“It’s your own money, Mysie; but anyhow I suppose we need the curtains. Go on down; Henriette’s calling. I’ll be down directly.” But after she heard her sister’s uncertain footstep on the stair she stood frowning out of the window at the Armstrong house. “It’s hideous to think it,” she murmured, “but I don’t care—we have so much music and so little sausage! I wish I had the money for my ticket to the concert to spend on meat!”
Then, remorsefully, she went down-stairs, and after supper she played all the evening on the piano; but the airs that she chose were in a simple strain—minstrel songs of a generation ago, like “Nelly was a lady” and “Hard times come again no more,” from a battered old book of her mother’s.

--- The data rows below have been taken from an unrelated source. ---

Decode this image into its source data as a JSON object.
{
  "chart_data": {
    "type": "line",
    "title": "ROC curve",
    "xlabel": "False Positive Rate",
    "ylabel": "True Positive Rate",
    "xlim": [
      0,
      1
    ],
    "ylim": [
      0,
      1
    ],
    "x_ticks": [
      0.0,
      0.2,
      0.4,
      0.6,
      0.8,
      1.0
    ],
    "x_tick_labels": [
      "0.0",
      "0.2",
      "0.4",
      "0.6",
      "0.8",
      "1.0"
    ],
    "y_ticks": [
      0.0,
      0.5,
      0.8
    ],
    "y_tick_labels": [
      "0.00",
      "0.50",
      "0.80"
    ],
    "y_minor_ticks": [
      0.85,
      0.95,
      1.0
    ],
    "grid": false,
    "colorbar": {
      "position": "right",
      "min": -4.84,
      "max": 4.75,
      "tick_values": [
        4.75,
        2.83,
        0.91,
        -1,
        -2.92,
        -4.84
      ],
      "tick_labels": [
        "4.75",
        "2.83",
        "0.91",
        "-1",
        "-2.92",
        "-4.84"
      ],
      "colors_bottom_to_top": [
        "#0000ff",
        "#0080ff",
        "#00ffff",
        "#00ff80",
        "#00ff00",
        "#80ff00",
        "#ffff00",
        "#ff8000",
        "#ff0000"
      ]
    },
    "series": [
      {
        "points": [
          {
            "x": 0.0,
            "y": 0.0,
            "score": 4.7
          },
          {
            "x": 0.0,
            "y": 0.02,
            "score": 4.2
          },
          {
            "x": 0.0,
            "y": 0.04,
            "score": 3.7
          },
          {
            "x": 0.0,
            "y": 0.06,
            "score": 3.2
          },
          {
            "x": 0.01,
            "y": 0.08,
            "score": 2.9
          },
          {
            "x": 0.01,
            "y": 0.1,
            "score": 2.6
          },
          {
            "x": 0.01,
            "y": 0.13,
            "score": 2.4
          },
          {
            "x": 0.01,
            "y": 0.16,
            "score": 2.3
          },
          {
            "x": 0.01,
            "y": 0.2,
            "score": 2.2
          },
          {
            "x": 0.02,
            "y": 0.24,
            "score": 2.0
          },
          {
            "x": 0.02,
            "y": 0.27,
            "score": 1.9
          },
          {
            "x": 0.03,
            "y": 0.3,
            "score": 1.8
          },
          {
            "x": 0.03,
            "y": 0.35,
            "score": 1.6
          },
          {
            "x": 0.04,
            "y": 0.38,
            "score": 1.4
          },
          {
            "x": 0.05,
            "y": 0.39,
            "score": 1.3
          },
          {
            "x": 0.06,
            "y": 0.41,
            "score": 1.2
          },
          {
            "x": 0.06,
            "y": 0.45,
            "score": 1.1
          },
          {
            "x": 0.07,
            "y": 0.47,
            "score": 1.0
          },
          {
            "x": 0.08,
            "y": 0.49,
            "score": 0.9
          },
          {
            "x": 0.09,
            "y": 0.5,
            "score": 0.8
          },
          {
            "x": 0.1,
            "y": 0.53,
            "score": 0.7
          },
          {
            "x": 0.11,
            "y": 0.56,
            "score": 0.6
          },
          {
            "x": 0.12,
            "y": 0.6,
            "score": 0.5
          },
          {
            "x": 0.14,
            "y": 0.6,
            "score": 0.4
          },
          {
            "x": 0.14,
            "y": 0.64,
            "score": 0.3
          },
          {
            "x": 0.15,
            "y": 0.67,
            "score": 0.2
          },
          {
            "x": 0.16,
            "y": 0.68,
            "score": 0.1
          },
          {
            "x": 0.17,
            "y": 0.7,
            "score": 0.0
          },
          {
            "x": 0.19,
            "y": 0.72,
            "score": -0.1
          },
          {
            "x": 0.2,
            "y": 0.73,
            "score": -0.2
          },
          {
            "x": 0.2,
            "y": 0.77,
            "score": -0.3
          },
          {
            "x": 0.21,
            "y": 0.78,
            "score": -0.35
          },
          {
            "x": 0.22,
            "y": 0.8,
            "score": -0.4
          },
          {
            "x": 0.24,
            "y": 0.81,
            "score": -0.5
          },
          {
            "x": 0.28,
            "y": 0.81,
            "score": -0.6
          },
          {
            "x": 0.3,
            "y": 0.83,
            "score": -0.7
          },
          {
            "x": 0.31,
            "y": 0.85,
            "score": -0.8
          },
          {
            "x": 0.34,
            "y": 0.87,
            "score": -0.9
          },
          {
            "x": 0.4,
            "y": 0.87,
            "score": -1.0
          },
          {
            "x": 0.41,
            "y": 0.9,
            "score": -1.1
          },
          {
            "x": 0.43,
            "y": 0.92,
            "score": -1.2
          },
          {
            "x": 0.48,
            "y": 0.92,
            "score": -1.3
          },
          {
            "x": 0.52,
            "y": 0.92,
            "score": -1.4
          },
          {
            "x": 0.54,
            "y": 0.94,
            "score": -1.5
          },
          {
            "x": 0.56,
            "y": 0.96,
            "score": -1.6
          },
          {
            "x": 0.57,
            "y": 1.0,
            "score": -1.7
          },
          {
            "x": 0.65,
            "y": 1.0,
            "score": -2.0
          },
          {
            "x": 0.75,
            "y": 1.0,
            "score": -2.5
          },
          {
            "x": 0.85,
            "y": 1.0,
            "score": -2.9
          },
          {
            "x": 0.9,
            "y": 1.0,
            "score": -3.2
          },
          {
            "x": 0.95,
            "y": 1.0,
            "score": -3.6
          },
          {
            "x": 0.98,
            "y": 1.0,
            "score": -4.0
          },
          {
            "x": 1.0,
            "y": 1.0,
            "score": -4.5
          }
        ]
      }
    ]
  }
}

“Wouldn’t you like to try a few Moody and Sankeys?” Henriette jeered after a while. “Foster seems to me only one degree less maudlin and commonplace. He makes me think of tuberoses!” Pauline laughed and went to the window. The white porcupine of electric light at the corner threw out long spikes of radiance athwart the narrow sidewalk, and a man’s shadow dipped into the lighted space. The man was leaning his arms on the fence. “Foolish fellow!” Pauline laughed softly to herself. That night, shortly after she had dropped asleep, she was awakened out of a dream of staying to supper with the Armstrongs, and beholding the board loaded with broiled chickens and plum-pudding, by a clutch on her shoulder. “It was quite accidental,” she pleaded; “it really was, sister Etty!” For her dream seemed to project itself into real life, and there was Henriette, a stern figure in flowing white, bending over her.
“Wake up!” she cried. “Listen! There’s something awful happening at the Armstrongs’.”
Pauline sat up in bed as suddenly as a jack-in-the-box. Then she gave a little gasp of laughter. “They are all right,” said she; “they are playing on their organ. That’s the way they play.”
The organ ceased to moan, and Henriette returned to her couch. In ten minutes she was back again, shaking Pauline. “Wake up!” she cried. “How can you sleep in such a racket? He has been murdering popular tunes by inches, and now what he is doing I don’t know, but it is awful. You know them best. Get up and call to them that we can’t sleep for the noise they make.”
“I suppose they have a right to play on their own organ.”
“They haven’t a right to make such a pandemonium anywhere. If you won’t do something, I’m going to pretend I think it’s cats, and call ‘Scat!’ and throw something at them.”
“You wouldn’t hit anything,” Pauline returned, in that sleepy tone which always rouses a wakeful sufferer’s wrath. “Better shut your window. You can’t hear nearly so well then.”
“Yes, sister, I’ll shut the window,” Mysie called from the chamber, as usual eager for peace.